Après l’émotion des cérémonies d’hier, l’heure est déjà à l’analyse pour DN  : comment qualifier Anders Behring Breivik ? Fou, terroriste  ? Pour le journal, "terroriste est le bon mot", car si on qualifie quelqu’un de terroriste (les islamistes) mais qu’ensuite on estampille celui-ci "fou", cela signifie que les idéologies racistes antimusulmanes n’ont pas la même force, que c’est moins grave." De fait, écrit un commentateur, on fait "une différence de traitement" pour Behring Breivik : "déjà les médias parlent de son enfance difficile - malmené à l’école, papa absent - on ne l’excuse pas, mais on essaye de comprendre, parce qu’il s’agit de " l’un des nôtres" "dit-elle. Une explication ? : « Il y a beaucoup de gens qui gagnent à ce qu’on présente Anders Behring Breivik comme un fou isolé : ceux qui partagent ses théories sur une conspiration islamiste, notamment dans les gouvernements et parlements un peu partout en Europe. : Danemark, Hollande, France, etc." Pour la journaliste, "Il faut maintenant que les politiques antimusulmans prennent la responsabilité de leurs idéologies séditieuses et provocatrices".

« Nous n’avons pas fait attention » déplore Aftonbladet : « nous avons fermé les yeux et laissé l’extrémisme politique nourrir, par ses discours, l’extrémisme militant ». La presse estime ainsi que « les Sverigedemokraterna portent une responsabilité dans l’existence d’un environnement haineux face à l’étranger. En outre, leur conception du monde est proche de celle de Breivik même s’ils n’appellent pas à la violence » (Expressen). Selon Dagens Industri (DI), « l’idée selon laquelle les pays nordiques sont menacés par d’autres cultures est d’ailleurs tout à fait partagée par des partis d’extrême-droite comme les Sverigedemokraterna ». C’est pourquoi les parti démocratiques doivent « relever un nouveau défi : protéger la société d’ouverture  » (DI) et combattre « l’idéologie rampante selon laquelle les musulmans préparent minutieusement une conquête de l’Europe » (Aftonbladet).

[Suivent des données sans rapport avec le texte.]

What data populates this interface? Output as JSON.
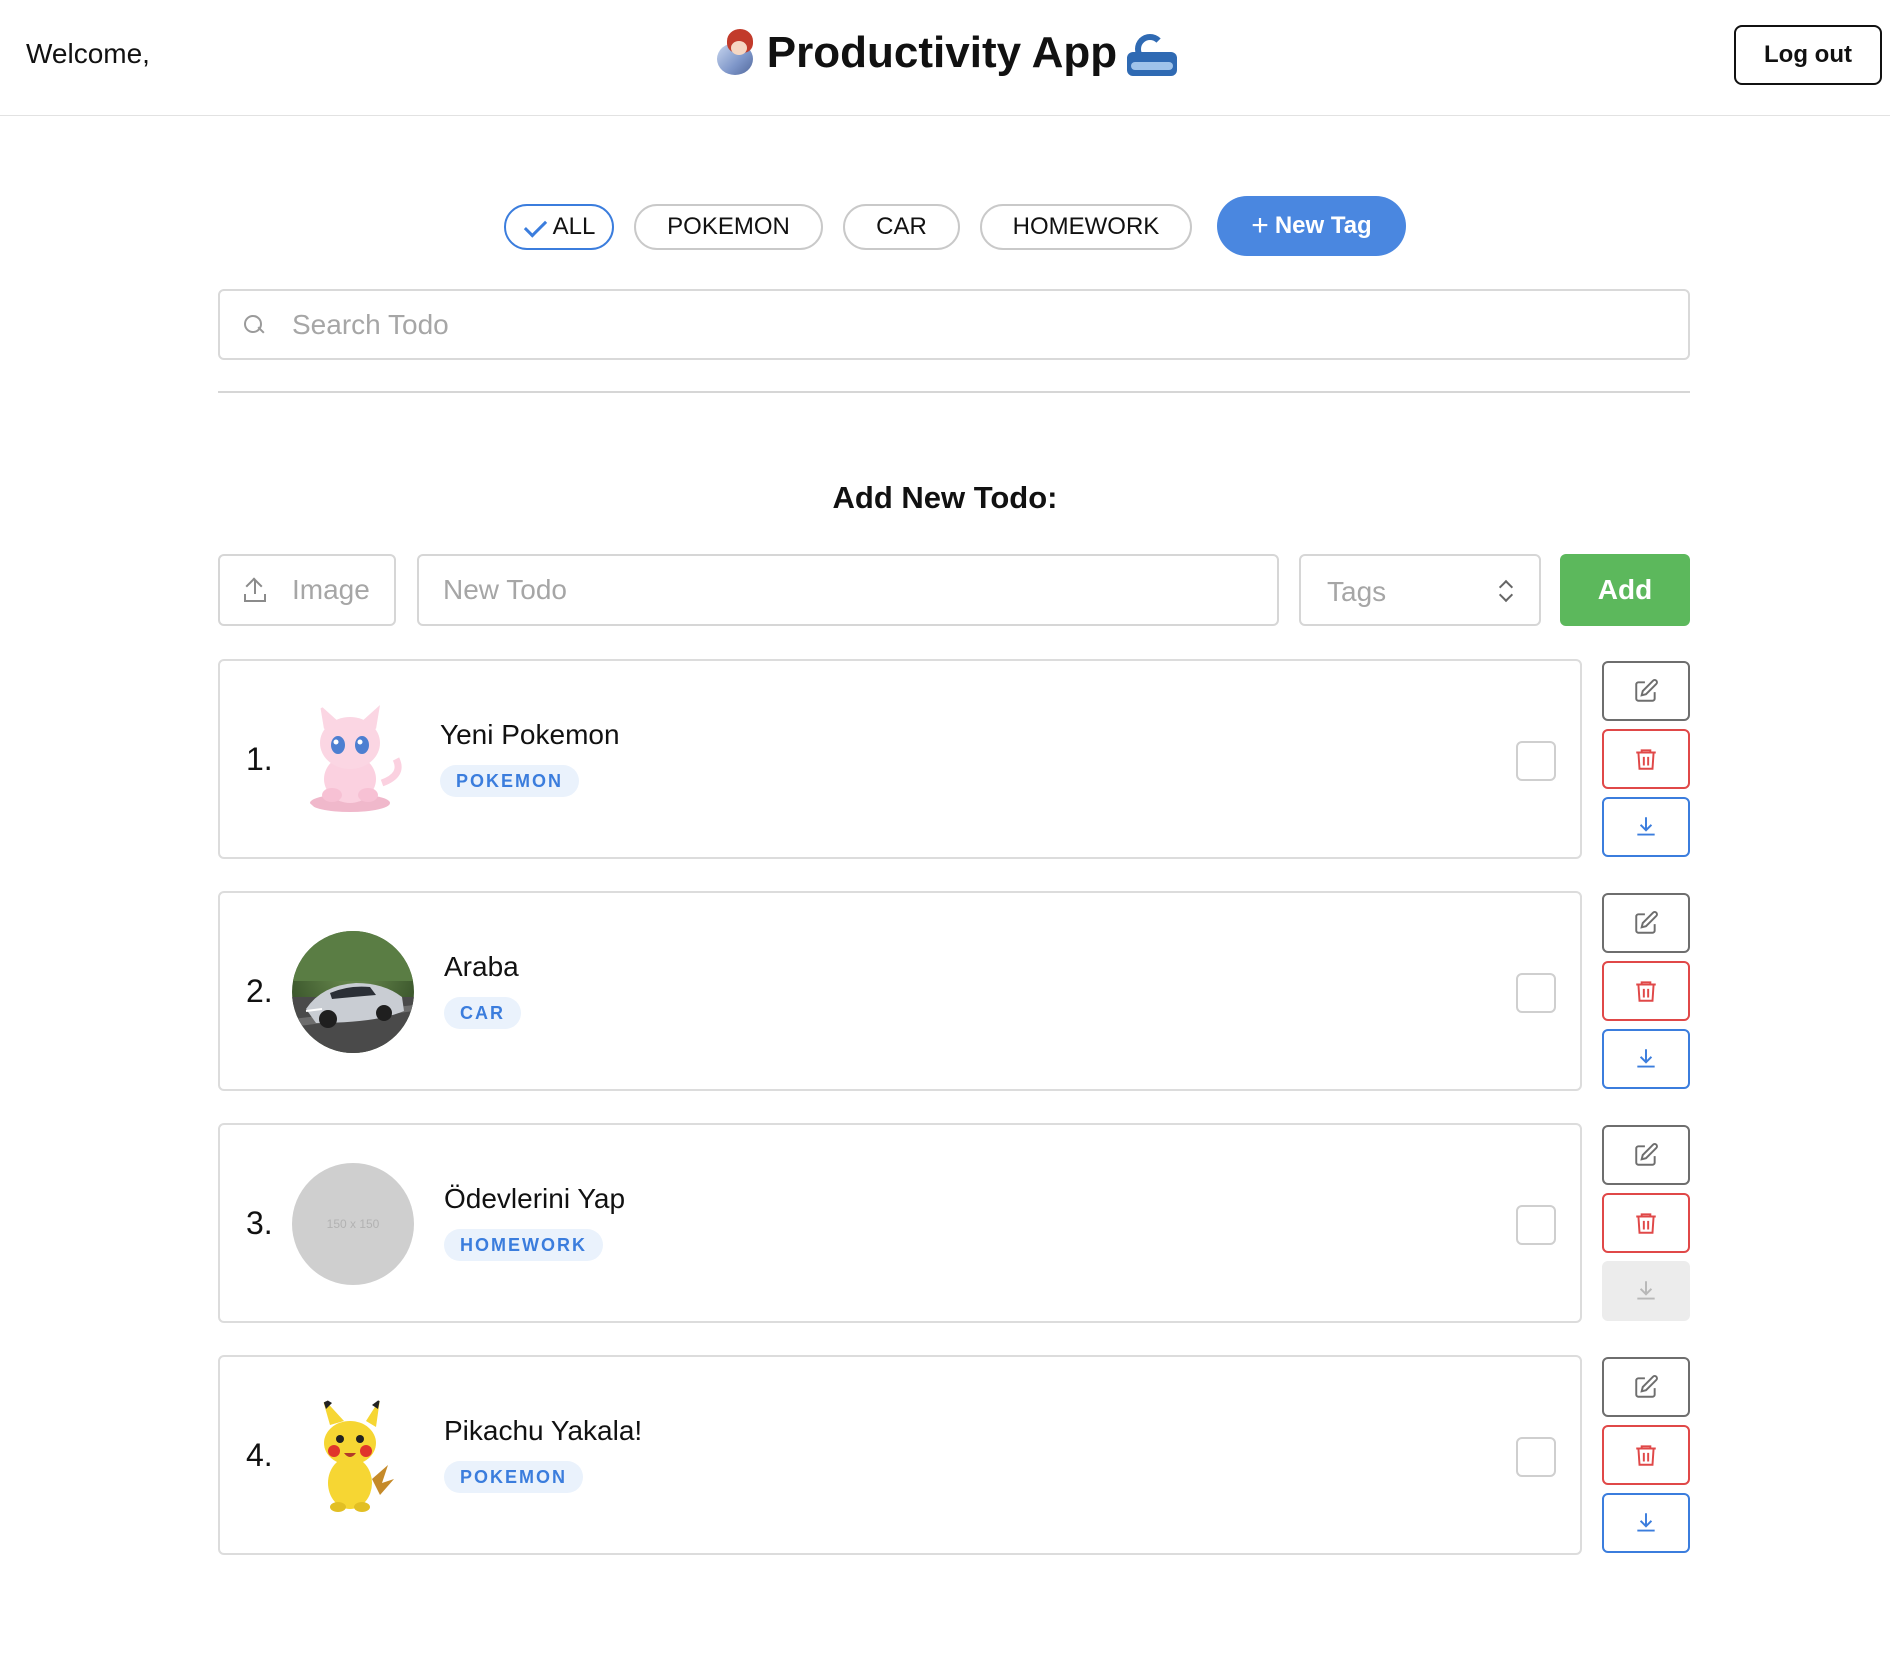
{
  "header": {
    "welcome": "Welcome,",
    "title": "Productivity App",
    "logout_label": "Log out"
  },
  "filters": {
    "tags": [
      {
        "label": "ALL",
        "selected": true
      },
      {
        "label": "POKEMON",
        "selected": false
      },
      {
        "label": "CAR",
        "selected": false
      },
      {
        "label": "HOMEWORK",
        "selected": false
      }
    ],
    "new_tag_label": "New Tag"
  },
  "search": {
    "placeholder": "Search Todo",
    "value": ""
  },
  "add_todo": {
    "heading": "Add New Todo:",
    "image_label": "Image",
    "todo_placeholder": "New Todo",
    "tags_placeholder": "Tags",
    "add_label": "Add"
  },
  "todos": [
    {
      "number": "1.",
      "title": "Yeni Pokemon",
      "tag": "POKEMON",
      "image": "mew",
      "done": false,
      "download_enabled": true
    },
    {
      "number": "2.",
      "title": "Araba",
      "tag": "CAR",
      "image": "car",
      "done": false,
      "download_enabled": true
    },
    {
      "number": "3.",
      "title": "Ödevlerini Yap",
      "tag": "HOMEWORK",
      "image": "placeholder",
      "placeholder_text": "150 x 150",
      "done": false,
      "download_enabled": false
    },
    {
      "number": "4.",
      "title": "Pikachu Yakala!",
      "tag": "POKEMON",
      "image": "pikachu",
      "done": false,
      "download_enabled": true
    }
  ],
  "colors": {
    "accent": "#4a87e0",
    "add_green": "#5cb85c",
    "delete_red": "#e04848",
    "badge_bg": "#eaf2fc"
  },
  "icons": {
    "edit": "pencil-square-icon",
    "delete": "trash-icon",
    "download": "download-icon",
    "search": "search-icon",
    "upload": "upload-icon"
  }
}
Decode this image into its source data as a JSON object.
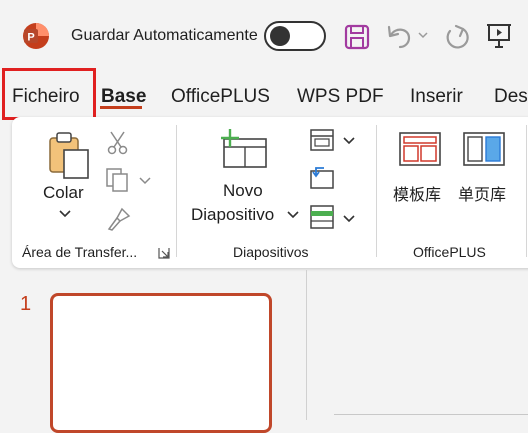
{
  "titlebar": {
    "autosave_label": "Guardar Automaticamente",
    "autosave_on": false
  },
  "tabs": [
    {
      "label": "Ficheiro"
    },
    {
      "label": "Base"
    },
    {
      "label": "OfficePLUS"
    },
    {
      "label": "WPS PDF"
    },
    {
      "label": "Inserir"
    },
    {
      "label": "Des"
    }
  ],
  "ribbon": {
    "clipboard": {
      "paste_label": "Colar",
      "group_label": "Área de Transfer..."
    },
    "slides": {
      "new_slide_line1": "Novo",
      "new_slide_line2": "Diapositivo",
      "group_label": "Diapositivos"
    },
    "officeplus": {
      "template_label": "模板库",
      "single_page_label": "单页库",
      "group_label": "OfficePLUS"
    }
  },
  "slides_pane": {
    "slide_number": "1"
  },
  "colors": {
    "accent": "#c43e1c",
    "focus_outline": "#e02020",
    "save_icon": "#a23ba0"
  }
}
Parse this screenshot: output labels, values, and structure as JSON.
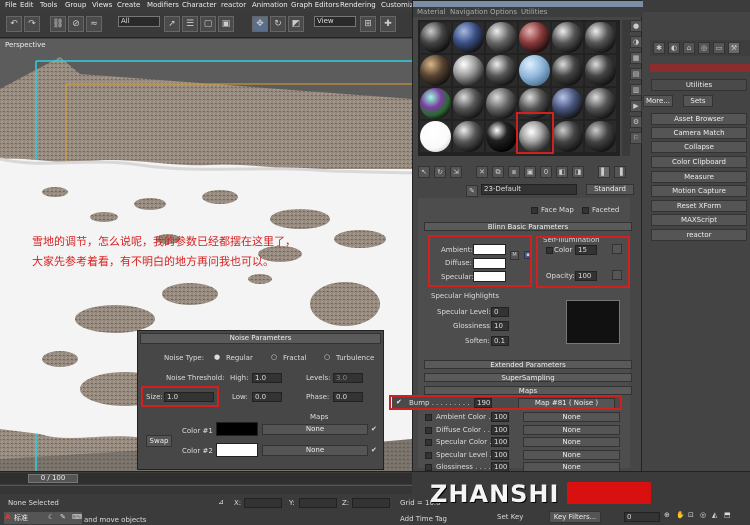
{
  "menubar": [
    "File",
    "Edit",
    "Tools",
    "Group",
    "Views",
    "Create",
    "Modifiers",
    "Character",
    "reactor",
    "Animation",
    "Graph Editors",
    "Rendering",
    "Customize"
  ],
  "toolbar": {
    "filter_value": "All",
    "view_value": "View"
  },
  "viewport": {
    "label": "Perspective"
  },
  "annotation": {
    "line1": "雪地的调节，怎么说呢，我的参数已经都摆在这里了，",
    "line2": "大家先参考着看，有不明白的地方再问我也可以。"
  },
  "material_editor": {
    "menu": [
      "Material",
      "Navigation",
      "Options",
      "Utilities"
    ],
    "material_name": "23-Default",
    "material_type": "Standard",
    "face_map": "Face Map",
    "faceted": "Faceted",
    "blinn_title": "Blinn Basic Parameters",
    "ambient": "Ambient:",
    "diffuse": "Diffuse:",
    "specular": "Specular:",
    "self_illum": "Self-Illumination",
    "color_label": "Color",
    "color_value": "15",
    "opacity_label": "Opacity:",
    "opacity_value": "100",
    "spec_highlights": "Specular Highlights",
    "spec_level_label": "Specular Level:",
    "spec_level": "0",
    "glossiness_label": "Glossiness:",
    "glossiness": "10",
    "soften_label": "Soften:",
    "soften": "0.1",
    "extended": "Extended Parameters",
    "supersampling": "SuperSampling",
    "maps": "Maps",
    "bump_label": "Bump . . . . . . . . .",
    "bump_amount": "190",
    "bump_map": "Map #81  ( Noise )",
    "map_rows": [
      {
        "name": "Ambient Color . . .",
        "amount": "100",
        "map": "None"
      },
      {
        "name": "Diffuse Color . . .",
        "amount": "100",
        "map": "None"
      },
      {
        "name": "Specular Color . .",
        "amount": "100",
        "map": "None"
      },
      {
        "name": "Specular Level . .",
        "amount": "100",
        "map": "None"
      },
      {
        "name": "Glossiness . . . .",
        "amount": "100",
        "map": "None"
      }
    ]
  },
  "noise": {
    "title": "Noise Parameters",
    "type_label": "Noise Type:",
    "regular": "Regular",
    "fractal": "Fractal",
    "turbulence": "Turbulence",
    "threshold_label": "Noise Threshold:",
    "high_label": "High:",
    "high": "1.0",
    "levels_label": "Levels:",
    "levels": "3.0",
    "size_label": "Size:",
    "size": "1.0",
    "low_label": "Low:",
    "low": "0.0",
    "phase_label": "Phase:",
    "phase": "0.0",
    "maps_label": "Maps",
    "swap": "Swap",
    "color1": "Color #1",
    "color2": "Color #2",
    "none1": "None",
    "none2": "None"
  },
  "utilities": {
    "more": "More...",
    "sets": "Sets",
    "header": "Utilities",
    "items": [
      "Asset Browser",
      "Camera Match",
      "Collapse",
      "Color Clipboard",
      "Measure",
      "Motion Capture",
      "Reset XForm",
      "MAXScript",
      "reactor"
    ]
  },
  "status": {
    "frame": "0 / 100",
    "none_selected": "None Selected",
    "std": "标准",
    "hint": "and move objects",
    "x_label": "X:",
    "y_label": "Y:",
    "z_label": "Z:",
    "grid": "Grid = 10.0",
    "add_time_tag": "Add Time Tag",
    "set_key": "Set Key",
    "key_filters": "Key Filters...",
    "frame_field": "0"
  },
  "watermark": "ZHANSHI"
}
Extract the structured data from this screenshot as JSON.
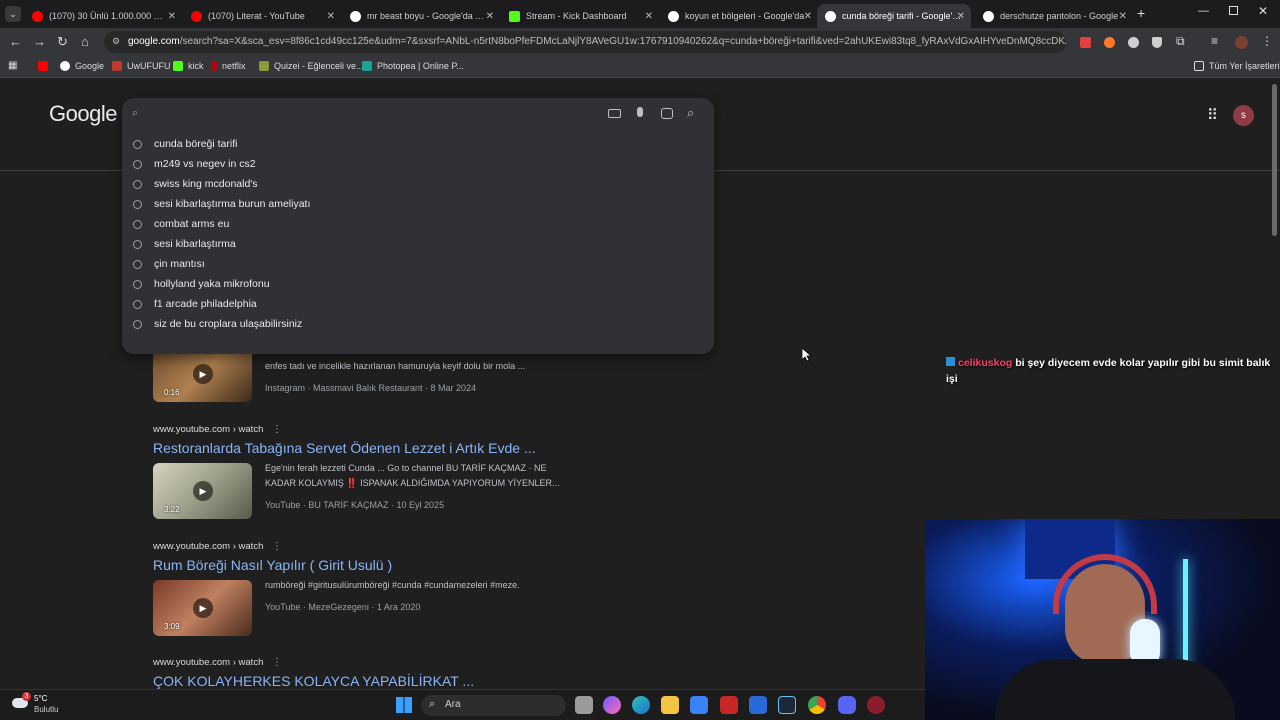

Dagens Nyheter (DN) et SvD s’interrogent sur l’opportunité d’ouvrir au public le procès de Breivik. Selon DN, c’est « une mauvaise idée, car de la salle d’audience, il voudra continuer à diriger les événements et à répandre son message tordu  ». SvD, pour sa part, estime que « créer une exception au principe d’ouverture lui donnerait au contraire raison  », et qu’il faut au contraire que le procès soit public.